Boston's culture-driven darling
If you work in tech, or the Greater Boston area, you’ve likely heard of HubSpot and their “Culture Code.” This was created by Dharmesh Shah, CTO and Co-Founder of HubSpot. The document outlines the company’s culture based on the acronym of HEART: humble, empathetic, adaptable, remarkable, and transparent.
A key goal of the Code is “creating a company we love.” Through the Culture Code and many other policies the company has in place - think ultimate work flexibility, unlimited vacation, a general motto to just “use good judgement”—the company has gained significant recognition. In 2018 they were ranked #1 Best Place to Work by the Boston Business Journal.
In 2019, the company’s Workplace score drove 11.2% of its reputation. This is not something to be ignored. Companies like HubSpot are poised to build a strong culture and win at reputation.
Linking workplace and reputation
LinkedIn is a communication standard in the corporate world, an essential tool for sales, marketing, and HR executives. What's interesting about LinkedIn is that although it is the place where people go to network, interview and take the next step in their employment online, our studies show that the general public has very little awareness of what LinkedIn's workplace is like.

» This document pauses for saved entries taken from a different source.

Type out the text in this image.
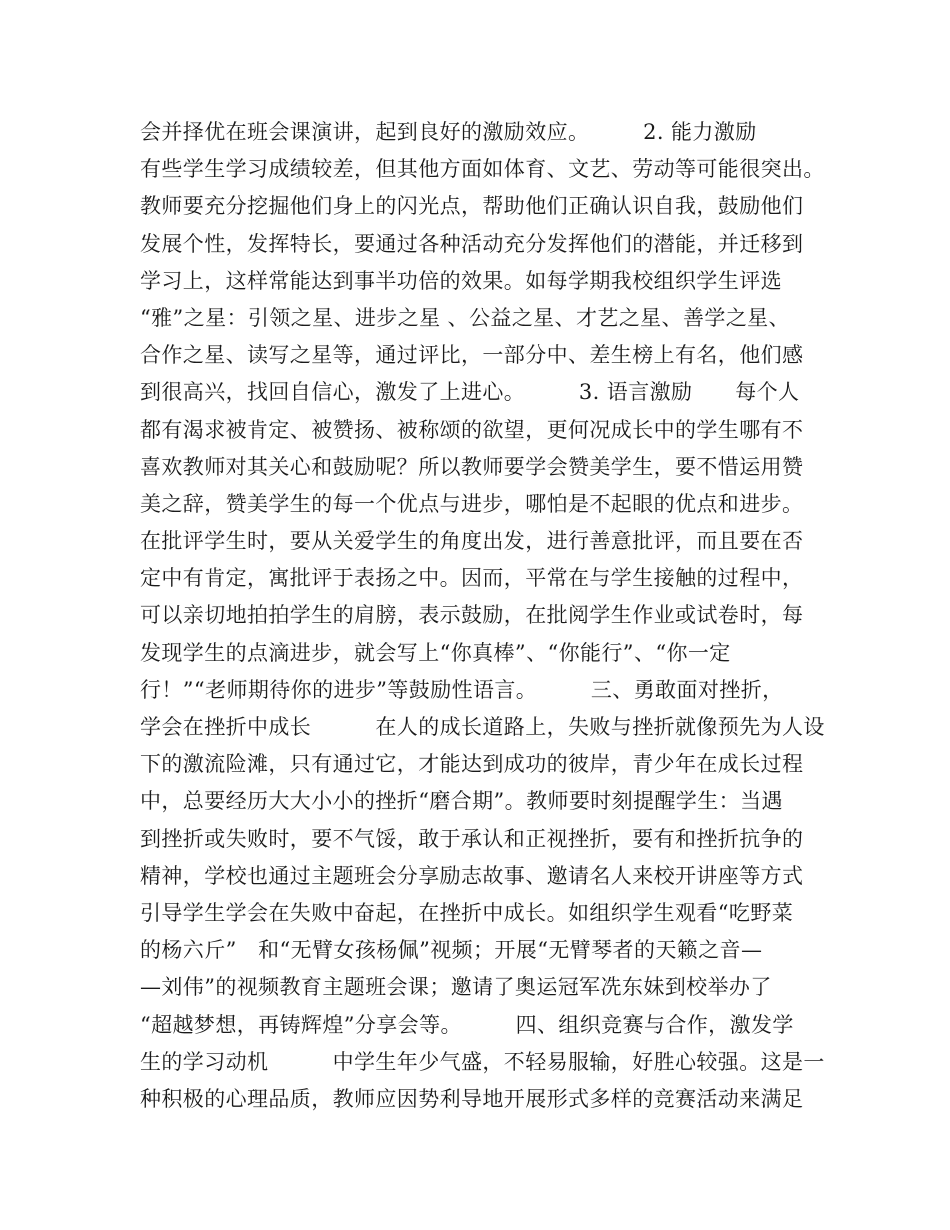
会并择优在班会课演讲，起到良好的激励效应。　　　2. 能力激励
有些学生学习成绩较差，但其他方面如体育、文艺、劳动等可能很突出。
教师要充分挖掘他们身上的闪光点，帮助他们正确认识自我，鼓励他们
发展个性，发挥特长，要通过各种活动充分发挥他们的潜能，并迁移到
学习上，这样常能达到事半功倍的效果。如每学期我校组织学生评选
“雅”之星：引领之星、进步之星 、公益之星、才艺之星、善学之星、
合作之星、读写之星等，通过评比，一部分中、差生榜上有名，他们感
到很高兴，找回自信心，激发了上进心。　　　3. 语言激励　　每个人
都有渴求被肯定、被赞扬、被称颂的欲望，更何况成长中的学生哪有不
喜欢教师对其关心和鼓励呢？所以教师要学会赞美学生，要不惜运用赞
美之辞，赞美学生的每一个优点与进步，哪怕是不起眼的优点和进步。
在批评学生时，要从关爱学生的角度出发，进行善意批评，而且要在否
定中有肯定，寓批评于表扬之中。因而，平常在与学生接触的过程中，
可以亲切地拍拍学生的肩膀，表示鼓励，在批阅学生作业或试卷时，每
发现学生的点滴进步，就会写上“你真棒”、“你能行”、“你一定
行！”“老师期待你的进步”等鼓励性语言。　　　三、勇敢面对挫折，
学会在挫折中成长　　　在人的成长道路上，失败与挫折就像预先为人设
下的激流险滩，只有通过它，才能达到成功的彼岸，青少年在成长过程
中，总要经历大大小小的挫折“磨合期”。教师要时刻提醒学生：当遇
到挫折或失败时，要不气馁，敢于承认和正视挫折，要有和挫折抗争的
精神，学校也通过主题班会分享励志故事、邀请名人来校开讲座等方式
引导学生学会在失败中奋起，在挫折中成长。如组织学生观看“吃野菜
的杨六斤”　和“无臂女孩杨佩”视频；开展“无臂琴者的天籁之音—
—刘伟”的视频教育主题班会课；邀请了奥运冠军冼东妹到校举办了
“超越梦想，再铸辉煌”分享会等。　　　四、组织竞赛与合作，激发学
生的学习动机　　　中学生年少气盛，不轻易服输，好胜心较强。这是一
种积极的心理品质，教师应因势利导地开展形式多样的竞赛活动来满足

Workplace is a dimension that tends to have the highest levels of fence-sitters (those who are not sure or neutral in their position). In the U.S., LinkedIn's fence-sitters for the Workplace dimension are very high, making up 71% of respondents. This translates into an average Workplace score for LinkedIn, while its parent company Microsoft enjoys a strong score.
LinkedIn recently went through an office renovation where transforming their culture was a main priority. They established 5 pillars that consist of: transformation, integrity, collaboration, humor, and results. This strategy shows a shift in LinkedIn's culture to authenticity and humanness—two qualities that positively impact corporate reputation.
Higher Purpose = Happy Employees
Reputation and culture doesn’t just have to be about fancy offices, free food, and flexibility. Companies will win over employee stakeholders when they have a higher societal purpose. Establishing strong company values and living up to them each day as an organization is a good place to start. These initiatives must begin and thrive internally, with employees committed to building and owning corporate culture, before they become apparent to external stakeholders.
REI is a great example of this. The company has made the Fortune Best 100 Companies to Work for the past 21 consecutive years, which means they must be doing something right.
REI’s programs to become a good corporate citizen are unparalleled. For example, they invest 70% of their annual profits to support the outdoor community. They also operate 100% on renewable energy. The company is on to something, and their reputation will continue to benefit. When we interviewed Chief Communications Officers around the world this year, we learned that delivering on a corporate brand purpose is the #1 reputation macro-trend.
If you want to step up your reputation, increase sales, and simply be a better company, start with your own people and your own culture. Then build outward.